Anwendung in der Elektronik

Feldeffekttransistorverstärker mit gemeinsamem Emitter es wird aufgrund seiner einzigartigen Eigenschaften und Vorteile weit verbreitet in der Elektronik verwendet.

Eine der Hauptanwendungen solcher Verstärker ist hochwertige Audioverstärkung. Aufgrund der geringen Verzerrung und der hohen Linearität des Betriebs sorgt der FET-Verstärker mit gemeinsamem Emitter für eine klare und präzise Klangwiedergabe. Dies macht es ideal für den Einsatz in Audiogeräten wie Leistungsverstärkern, integrierten Verstärkern, Empfängern und Audiosystemen.

Eine weitere weit verbreitete Anwendung dieser Verstärker ist hochfrequenzverstärker. Aufgrund der hohen Bandbreite und des guten Frequenzganges können diese Verstärker effektiv zur Verstärkung von Hochfrequenzsignalen verwendet werden. Sie werden häufig in Radios, Fernsehantennenverstärkern, Amateurfunkgeräten und anderen Hochfrequenzgeräten verwendet.

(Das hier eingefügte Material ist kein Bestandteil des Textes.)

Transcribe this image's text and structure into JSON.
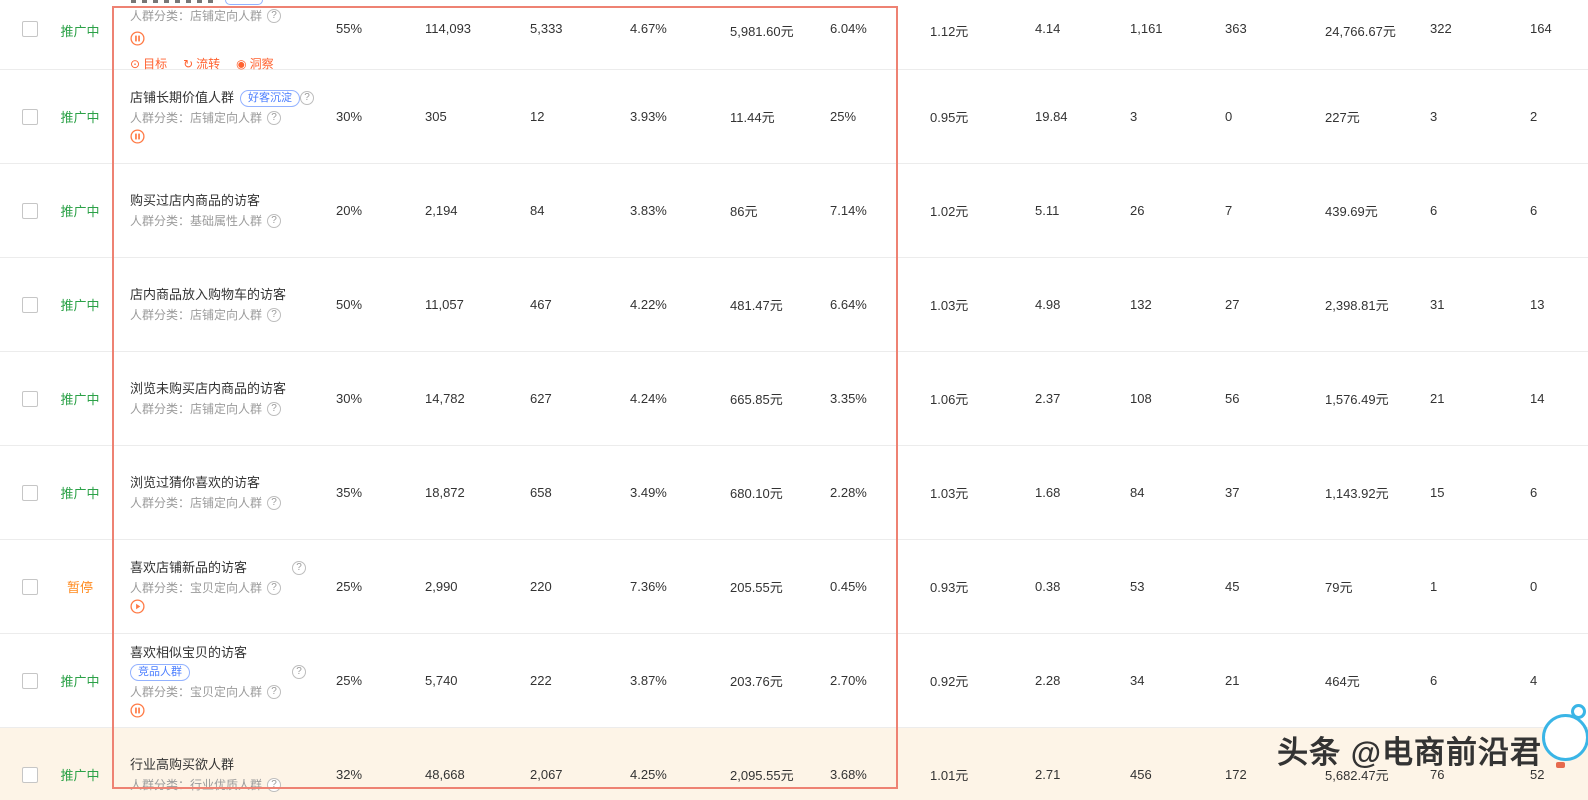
{
  "watermark": {
    "text": "头条 @电商前沿君"
  },
  "category_prefix": "人群分类：",
  "help_glyph": "?",
  "actions": [
    {
      "icon": "target",
      "glyph": "⊙",
      "label": "目标"
    },
    {
      "icon": "loop",
      "glyph": "↻",
      "label": "流转"
    },
    {
      "icon": "eye",
      "glyph": "◉",
      "label": "洞察"
    }
  ],
  "colors": {
    "status_active": "#2ba147",
    "status_paused": "#ff8a1e",
    "action_orange": "#ff6230",
    "badge_blue": "#4a7dff",
    "annotation_red": "#ee8273"
  },
  "rows": [
    {
      "status": "推广中",
      "state": "active",
      "clip_top": true,
      "name": "",
      "category": "店铺定向人群",
      "control": "pause",
      "show_actions": true,
      "values": [
        "55%",
        "114,093",
        "5,333",
        "4.67%",
        "5,981.60元",
        "6.04%",
        "1.12元",
        "4.14",
        "1,161",
        "363",
        "24,766.67元",
        "322",
        "164"
      ]
    },
    {
      "status": "推广中",
      "state": "active",
      "name": "店铺长期价值人群",
      "badge": "好客沉淀",
      "badge_pos": "inline",
      "name_help": true,
      "category": "店铺定向人群",
      "control": "pause",
      "values": [
        "30%",
        "305",
        "12",
        "3.93%",
        "11.44元",
        "25%",
        "0.95元",
        "19.84",
        "3",
        "0",
        "227元",
        "3",
        "2"
      ]
    },
    {
      "status": "推广中",
      "state": "active",
      "name": "购买过店内商品的访客",
      "category": "基础属性人群",
      "values": [
        "20%",
        "2,194",
        "84",
        "3.83%",
        "86元",
        "7.14%",
        "1.02元",
        "5.11",
        "26",
        "7",
        "439.69元",
        "6",
        "6"
      ]
    },
    {
      "status": "推广中",
      "state": "active",
      "name": "店内商品放入购物车的访客",
      "category": "店铺定向人群",
      "values": [
        "50%",
        "11,057",
        "467",
        "4.22%",
        "481.47元",
        "6.64%",
        "1.03元",
        "4.98",
        "132",
        "27",
        "2,398.81元",
        "31",
        "13"
      ]
    },
    {
      "status": "推广中",
      "state": "active",
      "name": "浏览未购买店内商品的访客",
      "category": "店铺定向人群",
      "values": [
        "30%",
        "14,782",
        "627",
        "4.24%",
        "665.85元",
        "3.35%",
        "1.06元",
        "2.37",
        "108",
        "56",
        "1,576.49元",
        "21",
        "14"
      ]
    },
    {
      "status": "推广中",
      "state": "active",
      "name": "浏览过猜你喜欢的访客",
      "category": "店铺定向人群",
      "values": [
        "35%",
        "18,872",
        "658",
        "3.49%",
        "680.10元",
        "2.28%",
        "1.03元",
        "1.68",
        "84",
        "37",
        "1,143.92元",
        "15",
        "6"
      ]
    },
    {
      "status": "暂停",
      "state": "paused",
      "name": "喜欢店铺新品的访客",
      "name_help": true,
      "category": "宝贝定向人群",
      "control": "play",
      "values": [
        "25%",
        "2,990",
        "220",
        "7.36%",
        "205.55元",
        "0.45%",
        "0.93元",
        "0.38",
        "53",
        "45",
        "79元",
        "1",
        "0"
      ]
    },
    {
      "status": "推广中",
      "state": "active",
      "name": "喜欢相似宝贝的访客",
      "badge": "竞品人群",
      "badge_pos": "below",
      "badge_help": true,
      "category": "宝贝定向人群",
      "control": "pause",
      "values": [
        "25%",
        "5,740",
        "222",
        "3.87%",
        "203.76元",
        "2.70%",
        "0.92元",
        "2.28",
        "34",
        "21",
        "464元",
        "6",
        "4"
      ]
    },
    {
      "status": "推广中",
      "state": "active",
      "name": "行业高购买欲人群",
      "category": "行业优质人群",
      "highlight": true,
      "values": [
        "32%",
        "48,668",
        "2,067",
        "4.25%",
        "2,095.55元",
        "3.68%",
        "1.01元",
        "2.71",
        "456",
        "172",
        "5,682.47元",
        "76",
        "52"
      ]
    }
  ]
}
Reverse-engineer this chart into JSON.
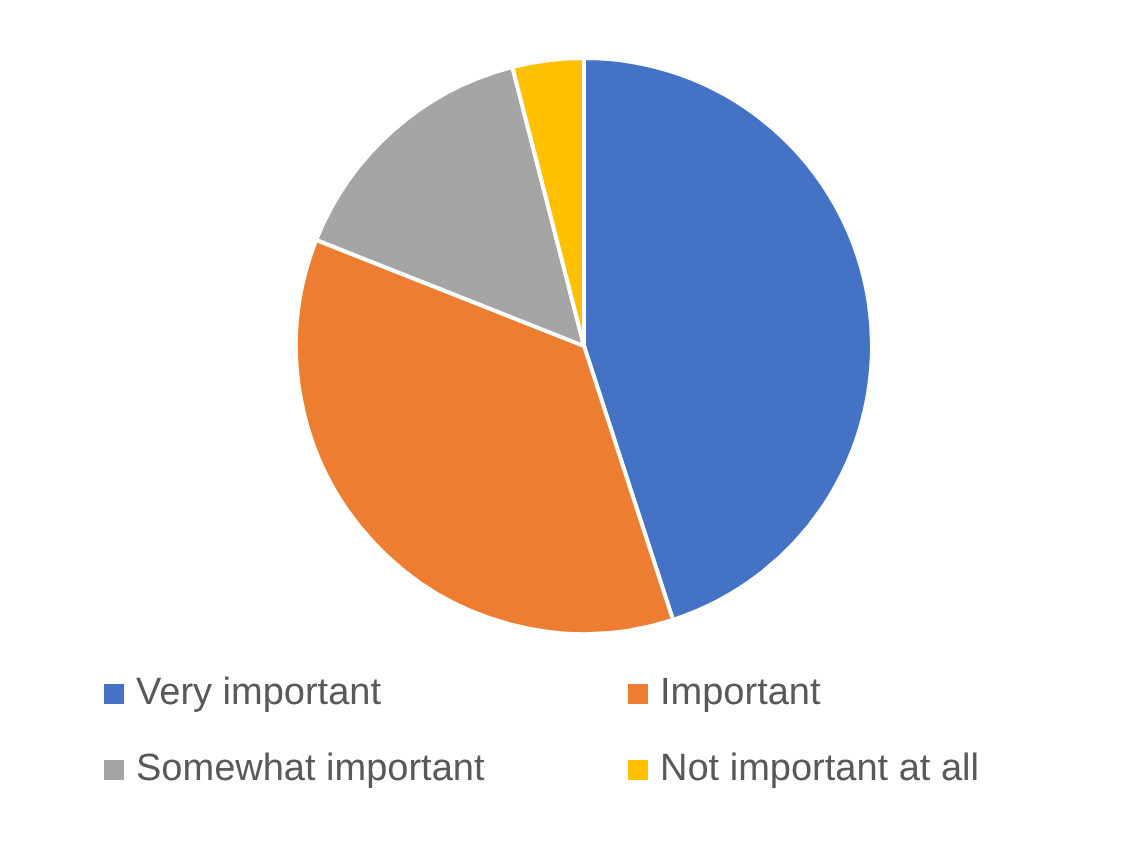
{
  "chart_data": {
    "type": "pie",
    "categories": [
      "Very important",
      "Important",
      "Somewhat important",
      "Not important at all"
    ],
    "values": [
      45,
      36,
      15,
      4
    ],
    "colors": [
      "#4472c4",
      "#ed7d31",
      "#a5a5a5",
      "#ffc000"
    ],
    "legend": "bottom"
  }
}
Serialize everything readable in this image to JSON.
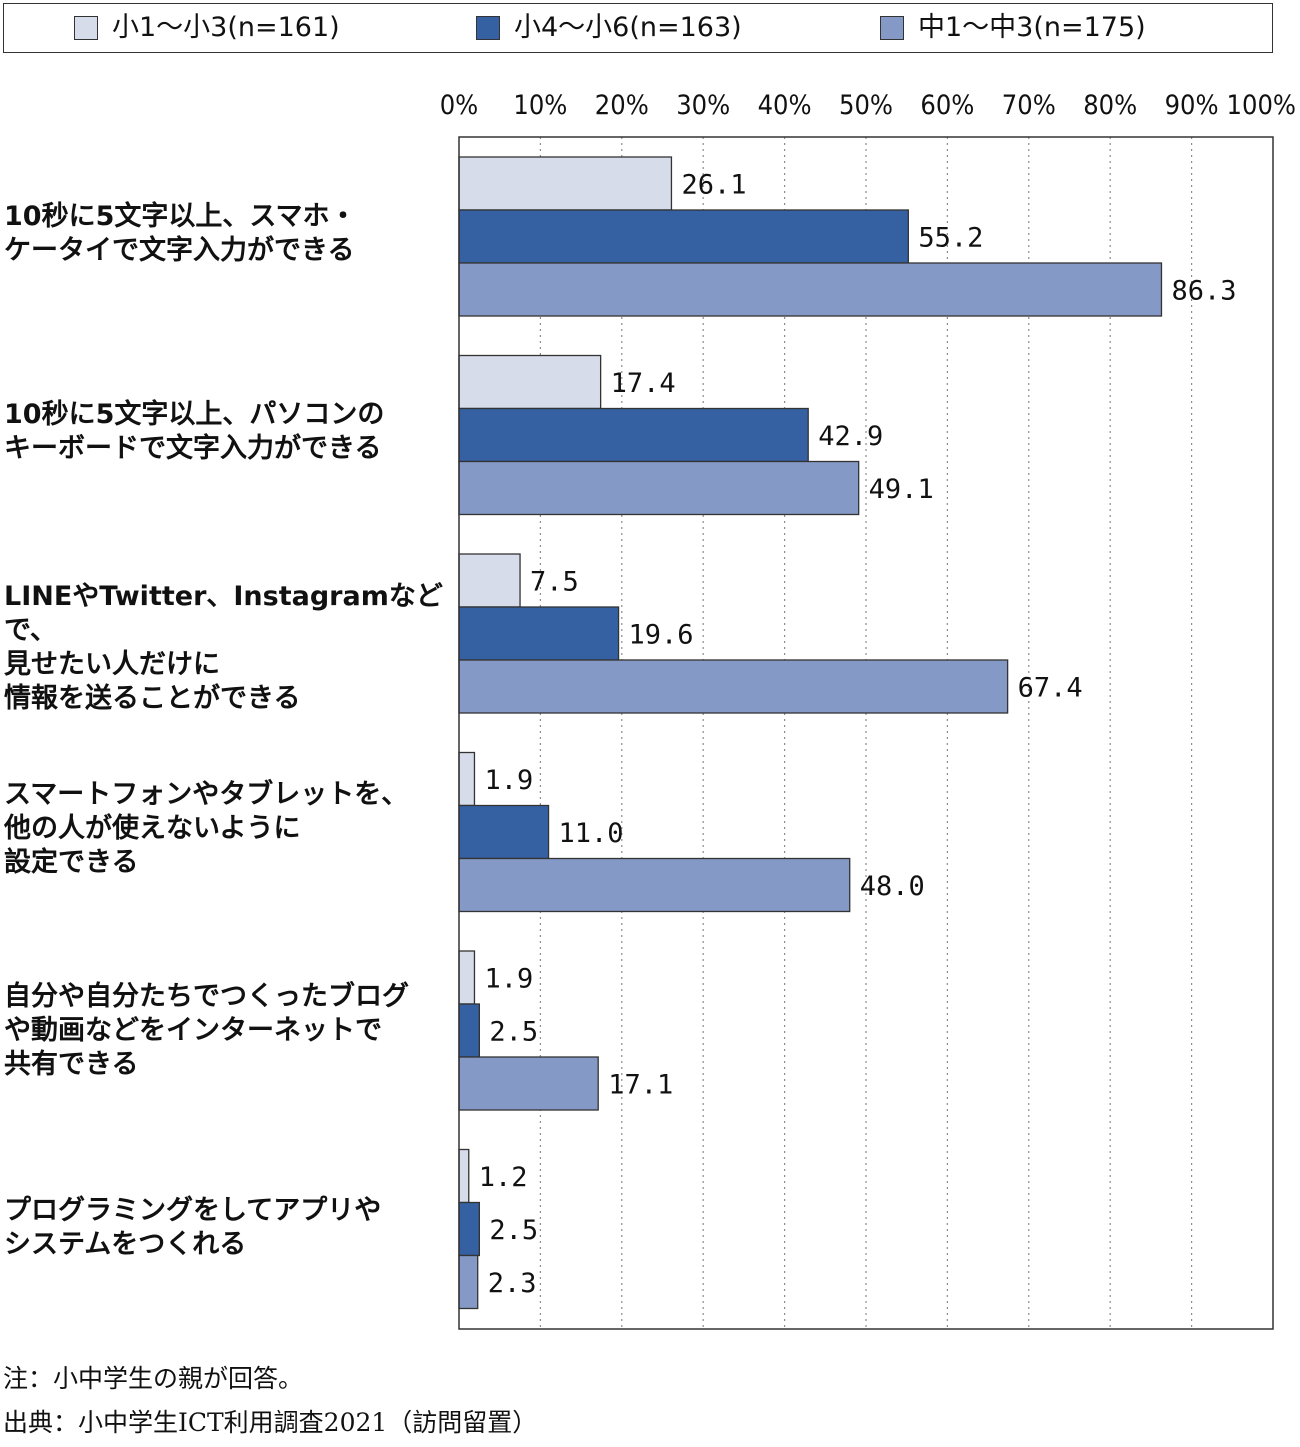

Auch Feldeffekttransistorverstärker mit gemeinsamem Emitter fanden Anwendung im Bereich signalverarbeitung. Aufgrund ihrer Eigenschaften können sie in Signalverstärkungs- und Transformationsschaltungen wie Filtern, einstufigen Verstärkern, Repeatern und Signalwandlern verwendet werden. Solche Geräte werden in vielen Bereichen eingesetzt, einschließlich Telekommunikation, Funkkommunikation, Medizintechnik und Prozessautomatisierung.

Insgesamt ist ein Feldtransistorverstärker mit einem gemeinsamen Emitter ein wichtiges Element in der Elektronik und findet breite Anwendung in einer Vielzahl von Geräten und Systemen. Aufgrund seiner Eigenschaften ist es in der Lage, eine zuverlässige und qualitativ hochwertige Signalverstärkung für verschiedene Anwendungen bereitzustellen.